Limitations & Future Work¶
- SpeechEval currently covers 4 languages and 4 fixed task types. Coverage for low-resource languages, code-switching, emotional expression, and speaker consistency is still insufficient.
- Although deepfake detection achieves the lowest EER, performance is not balanced across languages; detection for Chinese and French is relatively weaker, suggesting domain shifts in multilingual forgery artifacts.
- The automatic reward model depends on Qwen3; reward quality may be affected by the evaluator's bias. Future work could include human preference calibration or multi-evaluator ensembles.
- Training requires multi-modal LLMs and A100 resources, posing cost challenges for small teams.
- The paper primarily reports offline benchmark results and has not yet demonstrated closed-loop evaluation gains in real-world TTS/dialogue system iterations.
Related Work & Insights¶
- vs MOSNet / UTMOS / Audiobox Aesthetics: These expert models excel at single-quality prediction, whereas SQ-LLM covers scoring, comparison, suggestions, and detection with higher interpretability but greater training/inference costs.

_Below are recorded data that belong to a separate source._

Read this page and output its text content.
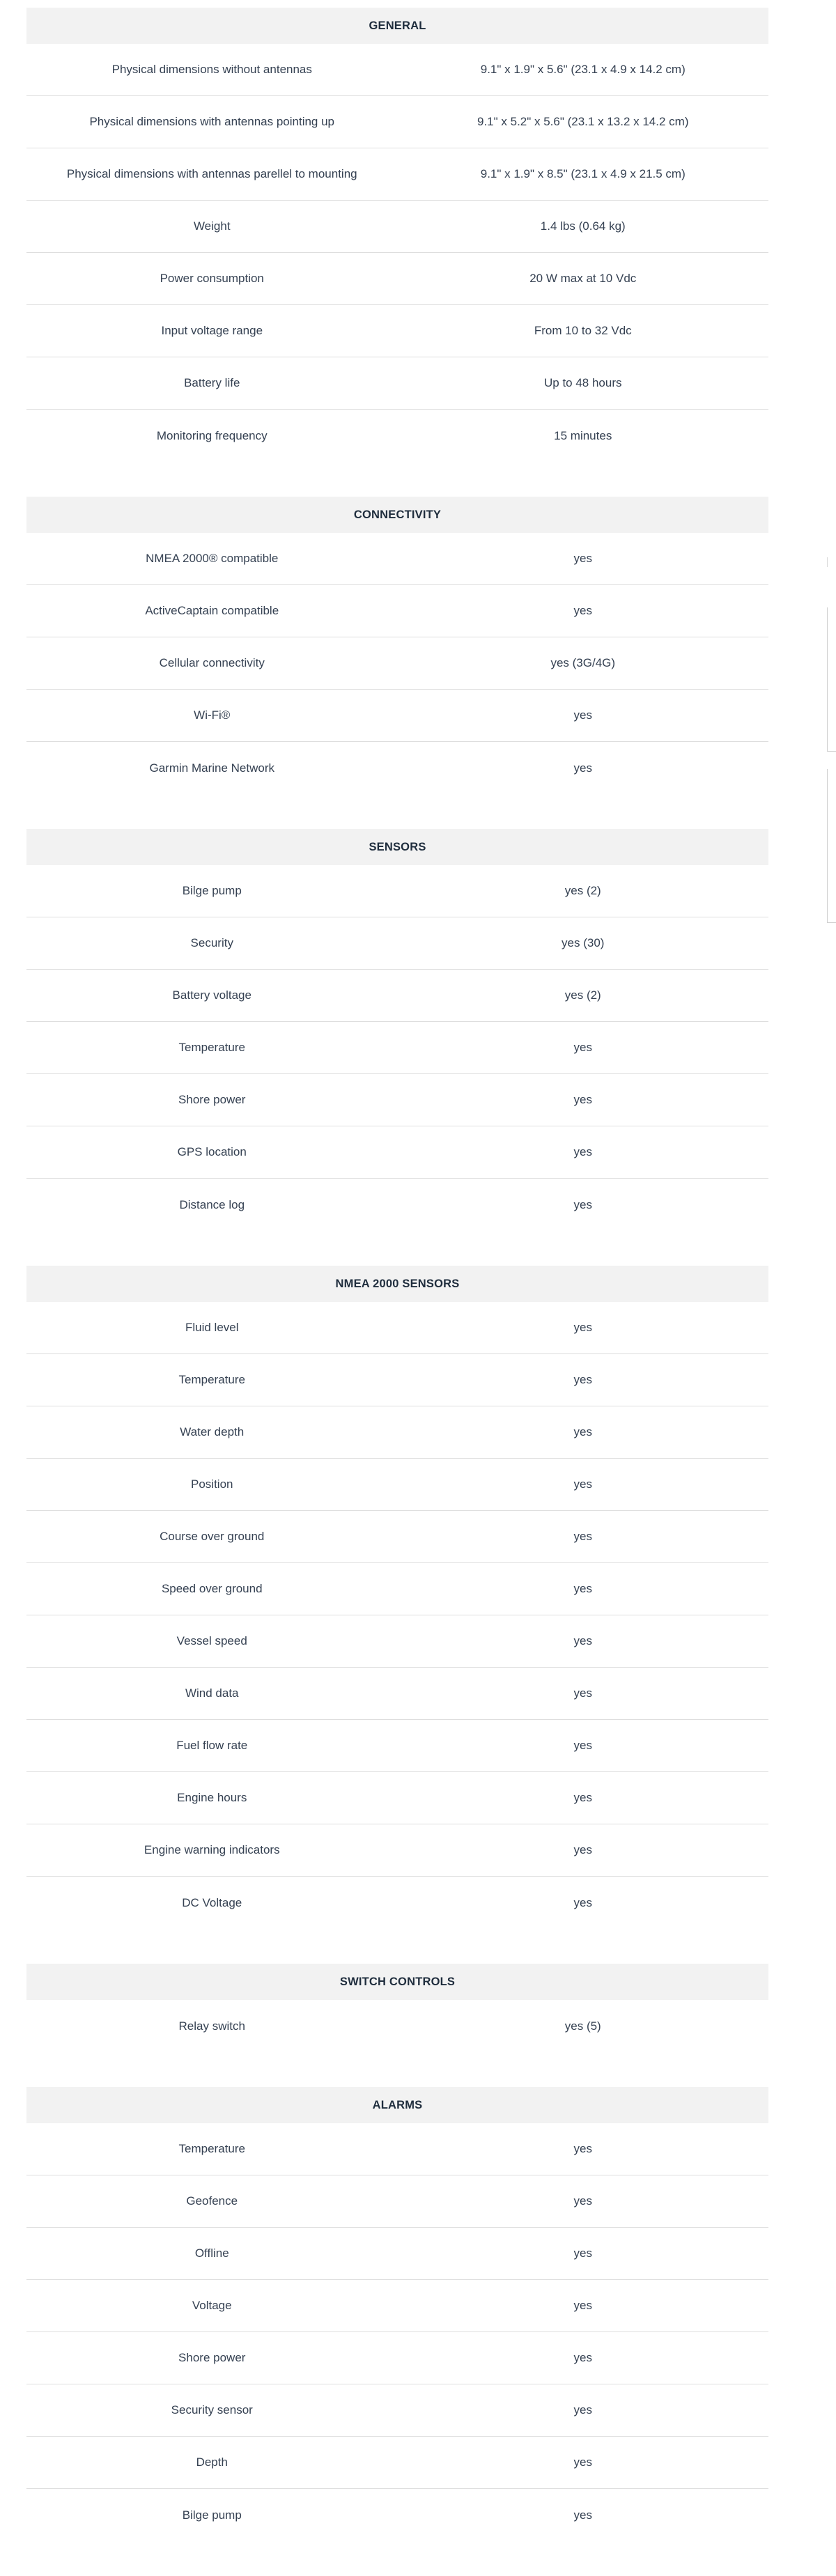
GENERAL
Physical dimensions without antennas	9.1" x 1.9" x 5.6" (23.1 x 4.9 x 14.2 cm)
Physical dimensions with antennas pointing up	9.1" x 5.2" x 5.6" (23.1 x 13.2 x 14.2 cm)
Physical dimensions with antennas parellel to mounting	9.1" x 1.9" x 8.5" (23.1 x 4.9 x 21.5 cm)
Weight	1.4 lbs (0.64 kg)
Power consumption	20 W max at 10 Vdc
Input voltage range	From 10 to 32 Vdc
Battery life	Up to 48 hours
Monitoring frequency	15 minutes
CONNECTIVITY
NMEA 2000® compatible	yes
ActiveCaptain compatible	yes
Cellular connectivity	yes (3G/4G)
Wi-Fi®	yes
Garmin Marine Network	yes
SENSORS
Bilge pump	yes (2)
Security	yes (30)
Battery voltage	yes (2)
Temperature	yes
Shore power	yes
GPS location	yes
Distance log	yes
NMEA 2000 SENSORS
Fluid level	yes
Temperature	yes
Water depth	yes
Position	yes
Course over ground	yes
Speed over ground	yes
Vessel speed	yes
Wind data	yes
Fuel flow rate	yes
Engine hours	yes
Engine warning indicators	yes
DC Voltage	yes
SWITCH CONTROLS
Relay switch	yes (5)
ALARMS
Temperature	yes
Geofence	yes
Offline	yes
Voltage	yes
Shore power	yes
Security sensor	yes
Depth	yes
Bilge pump	yes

- vs QualiSpeech / ALLD-dataset: Existing natural language quality data focuses on English or few tasks. SpeechEval expands this to multiple languages and 4 task types with complete dimension annotations.

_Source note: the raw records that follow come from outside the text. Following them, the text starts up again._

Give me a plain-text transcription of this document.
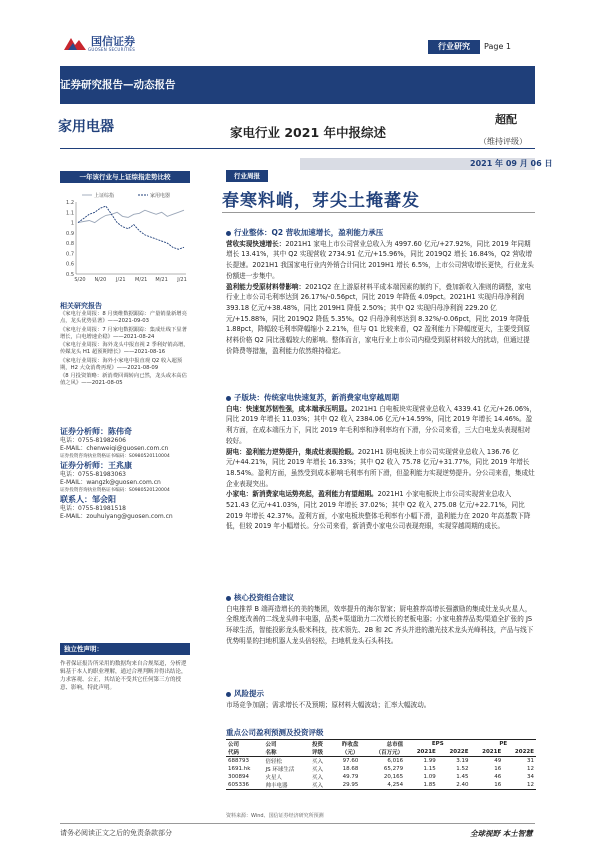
国信证券
GUOSEN SECURITIES	行业研究	Page 1
证券研究报告—动态报告
家用电器	家电行业 2021 年中报综述
超配
（维持评级）
2021 年 09 月 06 日
一年该行业与上证综指走势比较
1.2
1.1
1
0.9
0.8
0.7
0.6
0.5
S/20 N/20 J/21 M/21 M/21 J/21
上证综指	家用电器
相关研究报告

《家电行业周报：8 月奥维数据跟踪：产量销量新增亮点，龙头优势显著》——2021-09-03

《家电行业周报：7 月家电数据跟踪：集成灶线下显著增长，白电增速企稳》——2021-08-24

《家电行业周报：海外龙头中报直视 2 季利好销高增，传媒龙头 H1 超预期增长》——2021-08-16

《家电行业周报：海外小家电中报直观 Q2 收入超预期，H2 大众消费再现》——2021-08-09

《8 月投资策略：新消费回调转向已然，龙头或本高估值之风》——2021-08-05

证券分析师：陈伟奇
电话：0755-81982606
E-MAIL：chenweiqi@guosen.com.cn
证券投资咨询执业资格证书编码：S0980520110004
证券分析师：王兆康
电话：0755-81983063
E-MAIL：wangzk@guosen.com.cn
证券投资咨询执业资格证书编码：S0980520120004
联系人：邹会阳
电话：0755-81981518
E-MAIL：zouhuiyang@guosen.com.cn
独立性声明：
作者保证报告所采用的数据均来自合规渠道，分析逻辑基于本人的职业理解，通过合理判断并得出结论，力求客观、公正，其结论不受其它任何第三方的授意、影响，特此声明。
行业周报
春寒料峭，芽尖土掩蕃发
行业整体：Q2 营收加速增长，盈利能力承压
营收实现快速增长：2021H1 家电上市公司营业总收入为 4997.60 亿元/+27.92%，同比 2019 年同期增长 13.41%，其中 Q2 实现营收 2734.91 亿元/+15.96%，同比 2019Q2 增长 16.84%，Q2 营收增长提速。2021H1 我国家电行业内外销合计同比 2019H1 增长 6.5%，上市公司营收增长更快，行业龙头份额进一步集中。
盈利能力受原材料带影响：2021Q2 在上游原材料平成本端因素的制约下，叠加新收入准则的调整，家电行业上市公司毛利率达到 26.17%/-0.56pct，同比 2019 年降低 4.09pct。2021H1 实现归母净利润 393.18 亿元/+38.48%，同比 2019H1 降低 2.50%；其中 Q2 实现归母净利润 229.20 亿元/+15.88%，同比 2019Q2 降低 5.35%。Q2 归母净利率达到 8.32%/-0.06pct，同比 2019 年降低 1.88pct，降幅较毛利率降幅缩小 2.21%，但与 Q1 比较来看，Q2 盈利能力下降幅度更大，主要受到原材料价格 Q2 同比涨幅较大的影响。整体而言，家电行业上市公司内稳受到原材料较大的扰动，但通过提价降费等措施，盈利能力依然维持稳定。
子版块：传统家电快速复苏，新消费家电穿越周期
白电：快速复苏韧性强，成本端承压明显。2021H1 白电板块实现营业总收入 4339.41 亿元/+26.06%，同比 2019 年增长 11.03%；其中 Q2 收入 2384.06 亿元/+14.59%，同比 2019 年增长 14.46%。盈利方面，在成本端压力下，同比 2019 年毛利率和净利率均有下滑，分公司来看，三大白电龙头表现相对较好。
厨电：盈利能力逆势提升，集成灶表现抢眼。2021H1 厨电板块上市公司实现营业总收入 136.76 亿元/+44.21%，同比 2019 年增长 16.33%；其中 Q2 收入 75.78 亿元/+31.77%，同比 2019 年增长 18.54%。盈利方面，虽然受到成本影响毛利率有所下滑，但盈利能力实现逆势提升。分公司来看，集成灶企业表现突出。
小家电：新消费家电运势亮起，盈利能力有望超期。2021H1 小家电板块上市公司实现营业总收入 521.43 亿元/+41.03%，同比 2019 年增长 37.02%；其中 Q2 收入 275.08 亿元/+22.71%，同比 2019 年增长 42.37%。盈利方面，小家电板块整体毛利率有小幅下滑，盈利能力在 2020 年高基数下降低，但较 2019 年小幅增长。分公司来看，新消费小家电公司表现亮眼，实现穿越周期的成长。
核心投资组合建议
白电推荐 B 端再造增长的美的集团，效率提升的海尔智家；厨电推荐高增长强激励的集成灶龙头火星人，全维度改善的二线龙头帅丰电器，品类+渠道助力二次增长的老板电器；小家电推荐品类/渠道全扩张的 JS 环球生活，智能投影龙头极米科技，技术领先、2B 和 2C 齐头并进的激光技术龙头光峰科技，产品与线下优势明显的扫地机器人龙头倍轻松，扫地机龙头石头科技。
风险提示
市场竞争加剧；需求增长不及预期；原材料大幅波动；汇率大幅波动。
重点公司盈利预测及投资评级
公司	公司	投资	昨收盘	总市值	EPS		PE	
代码	名称	评级	（元）	（百万元）	2021E	2022E	2021E	2022E
688793	倍轻松	买入	97.60	6,016	1.99	3.19	49	31
1691.hk	JS 环球生活	买入	18.68	65,279	1.15	1.52	16	12
300894	火星人	买入	49.79	20,165	1.09	1.45	46	34
605336	帅丰电器	买入	29.95	4,254	1.85	2.40	16	12
资料来源：Wind、国信证券经济研究所预测
请务必阅读正文之后的免责条款部分	全球视野 本土智慧
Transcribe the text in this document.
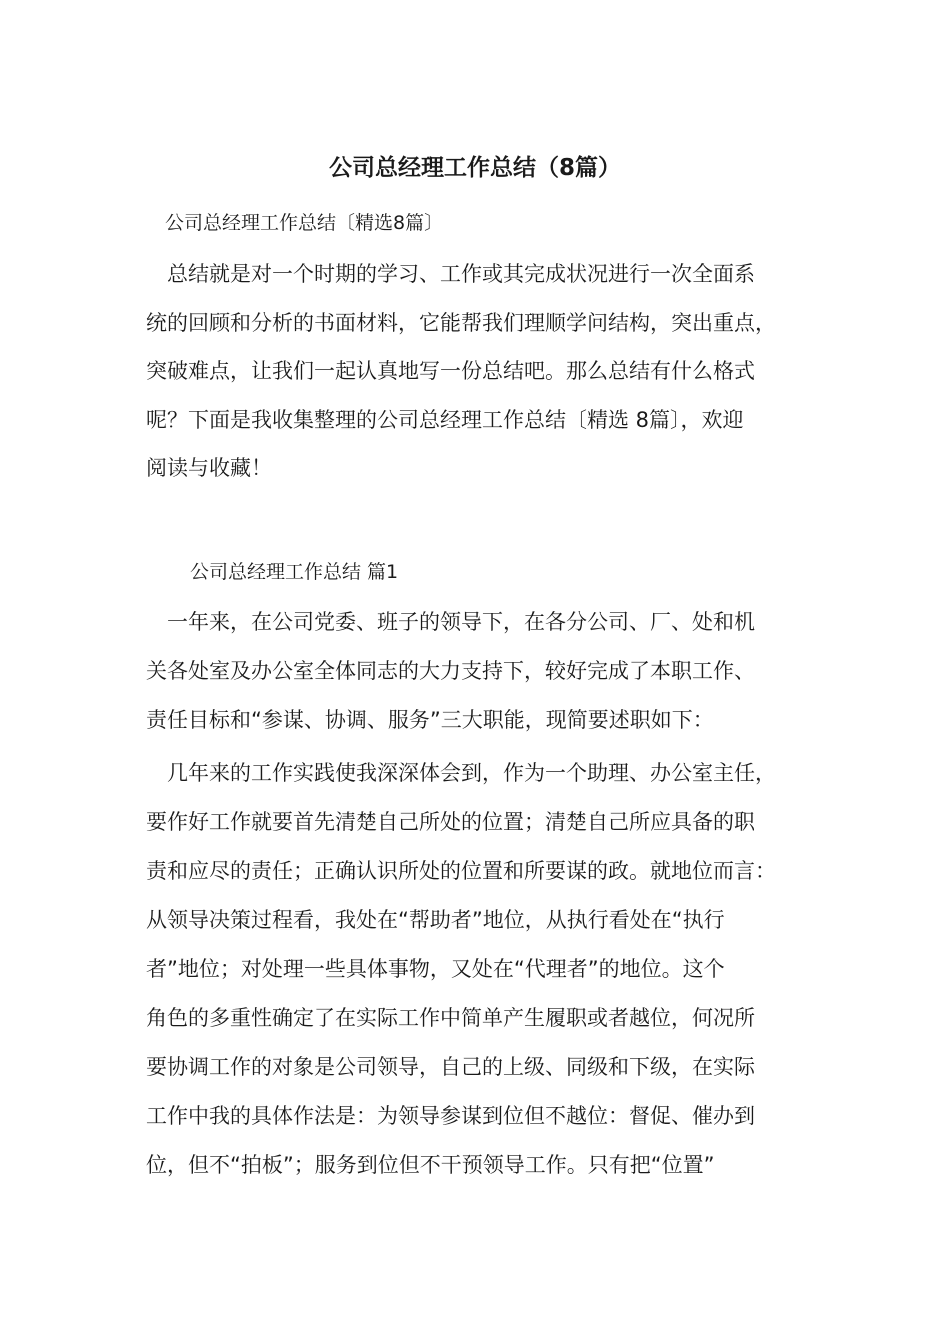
公司总经理工作总结（8篇）
公司总经理工作总结〔精选8篇〕
　总结就是对一个时期的学习、工作或其完成状况进行一次全面系
统的回顾和分析的书面材料，它能帮我们理顺学问结构，突出重点，
突破难点，让我们一起认真地写一份总结吧。那么总结有什么格式
呢？下面是我收集整理的公司总经理工作总结〔精选 8篇〕，欢迎
阅读与收藏！
公司总经理工作总结 篇1
　一年来，在公司党委、班子的领导下，在各分公司、厂、处和机
关各处室及办公室全体同志的大力支持下，较好完成了本职工作、
责任目标和“参谋、协调、服务”三大职能，现简要述职如下：
　几年来的工作实践使我深深体会到，作为一个助理、办公室主任，
要作好工作就要首先清楚自己所处的位置；清楚自己所应具备的职
责和应尽的责任；正确认识所处的位置和所要谋的政。就地位而言：
从领导决策过程看，我处在“帮助者”地位，从执行看处在“执行
者”地位；对处理一些具体事物，又处在“代理者”的地位。这个
角色的多重性确定了在实际工作中简单产生履职或者越位，何况所
要协调工作的对象是公司领导，自己的上级、同级和下级，在实际
工作中我的具体作法是：为领导参谋到位但不越位：督促、催办到
位，但不“拍板”；服务到位但不干预领导工作。只有把“位置”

- vs General Speech LLMs: Qwen2-Audio and MiDashengLM have auditory input capabilities but lack specialized supervision for quality judging. This work demonstrates that "hearing speech" is not identical to "evaluating speech quality."
- Insight: Multi-modal evaluation tasks can be constructed via the combination of "structured dimensions + natural language rationales + preference optimization." Similar logic could be applied to image, video, and robot trajectory quality assessment.
Rating¶
- Novelty: ⭐⭐⭐⭐☆ Systematically introduces LLM-as-Judge to speech evaluation with a large-scale multi-task dataset.
- Experimental Thoroughness: ⭐⭐⭐⭐☆ Covers four tasks and multiple languages against various baselines; more real-world deployment experiments would be beneficial.
- Writing Quality: ⭐⭐⭐⭐☆ Complete structure; tables are dense but the logic is clear.
- Value: ⭐⭐⭐⭐⭐ Direct reference value for automatic evaluation, quality diagnosis, and safety detection in speech generation.